Tuesday, April 12, 2005

plpython intro

My current employer keeps a lot of application metadata as xml in the database, and I needed to make a simple update to some of that. Writing a client program to do this would be immense overkill, as well as not playing nicely with my database auto-upgrade script. The update could be easily handled with a regular expression substitution, but although postgresql has a decent regular expression implementation built-in, it has no function to do replacement with them. [Update: regex_replace was added in version 8.1, six months after this post.)

An underused feature of PostgreSQL is its ability to define functions in just about any language you like. Java, Perl, Python, TCL, among others, as well as PL/PGSQL. Most developers, unfortunately, are a bit leery of defining custom functions in the database. Whether this is because of the learning curve (which turns out to be quite shallow), or because they are too used to inferior databases that don't allow such things, I couldn't say.

Anyway, creating a function that did what I needed was trivial.
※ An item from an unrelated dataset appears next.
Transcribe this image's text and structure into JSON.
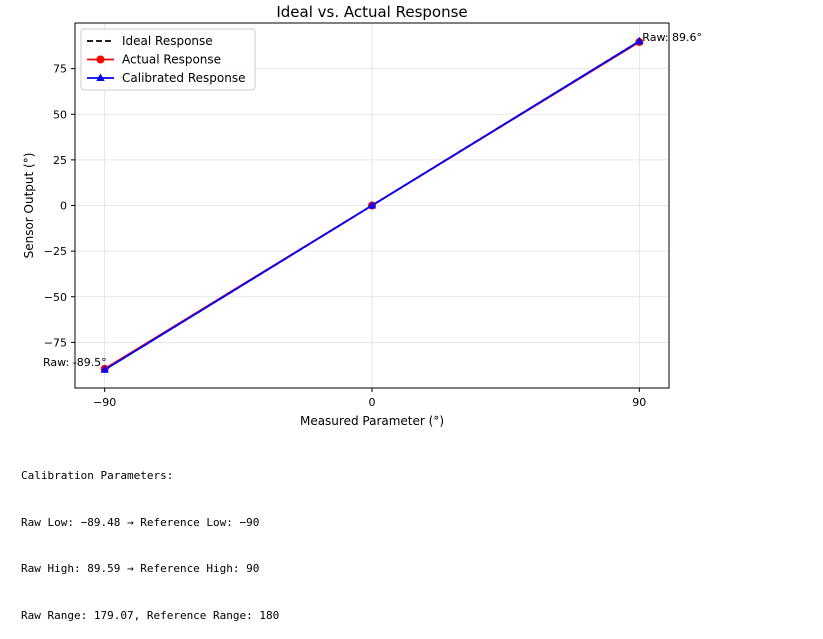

-- pattern, original, replacement, flags
    import re
    flags = 0
    for flagchar in args[3]:
        flags |= getattr(re, flagchar)
    p = re.compile(args[0], flags)
    return re.sub(p, args[2], args[1])
' LANGUAGE 'plpythonu'

-- pattern, original, replacement
    select regsub($1, $2, $3, '''');
' LANGUAGE 'sql'
Some things to note:
  • Postgresql 8.0 supports giving function variables names in the function definition statement, but the plpython handler doesn't know about this. (Anyone want to fix this? I just don't have the time.) So I'm stuck with the old-style args list.
  • Callers can't access the re namespace to grab the contants out as ints, so flags are passed as a concatenated string ('IS' = IGNORECASE + DOTALL, etc.) and turned into an appropriate int with getattr.
  • Speaking of that, this is the only time I have ever used the string iterator in python. I figured that after getting burned by that so many times, I might as well get some use out of it for once!
  • Postgresql 8.0 added the "dollar-quoting" feature to mitigate quoting headaches when defining functions. Unfortunately our production server will be running 7.4 for the forseeable future, so I stuck with escaping my quotes in the second function the old-fashioned way.
  • The second function isn't plpython: only SQL and PL/PGSQL functions can call other database functions directly; everything else is restricted to their handler's namespace. Although plpython gives you a way to dip back into the database, the overhead of doing this isn't negligible, and for something simple like this it's easier to just declare an SQL function anyway.
  • If you don't have plpython installed in your master template, chances are you'll need to run createlang from the commandline (or CREATE LANGUAGE from psql) before trying this at home.


Farce Pest said...

Inferior, eh?

MySQL Reference Manual :: 27.2 Adding New Functions to MySQL

This has been around since the 4.0 series, so it's not exactly new.

Jonathan Ellis said...

If you find writing MySQL UDF in C/C++ user-friendly and convenient, then have at it. :)

Jonathan Ellis said...

... please feel free to rewrite the regsub I posted as a MySQL UDF as a counterpoint. I think that would be most instructive. (It's only fair to use Boost regex or whatever your weapon of choice is, since python has that built in.)

Tim Lesher said...

On the other hand, were you both a MySQL fanatic and a Python fanatic, I suppose you could attempt a SWIG or boost::python hack. But why?

Hamish said...

Might I suggest using meaningful names in the code rather than indexing args?:

pattern, original, replacement, flags = args

Jonathan Ellis said...

You're right, of course -- but how much urgency would fixing the plpython handler have then? :)

Anonymous said...

Some developers are leery because of a philosophy of separating code from data. There should be one place for procedures (python code, usually in a directory full of .py files) and one place for SQL commands (usually some other directory of .sql files, or *well-documented* places inside the .py files)

Mixing is Bad.

Jonathan Ellis said...

When you get more experienced, you prefer to have a separation along the lines of: data manipulations belongs in the db; app logic belongs in your external process.

Anonymous said...

That is so great!
It's also possible to run python in parallel on SMP: Parallel Python

Echo said...

This is exactly what I was looking for! Thanks so much.


Anonymous said...

Rock on, Ellis. I've been evaluating web application frameworks for ages and am not happy with the way any of them separate the model, view, and controller.

IMHO, if the model involves a DBMS then all model related work should be handled by the DBMS.

Xual said...

Great example.

While separating code from data is a good philosophy I have to say stuff like this is very relevant. You simply do not get to choose some of the projects you inherit and its never as straight forward as you want it to be.

If we all used SQL alchemy or the likes we certainly could separate our code and data very easily and perform all kinds of magic when we want.

Well done Mr Ellis.

Anonymous said...

This was EXACTLY what I needed for figuring out how to call a plpython function from another function.

Pretty great this is still a relevant post 7 years later!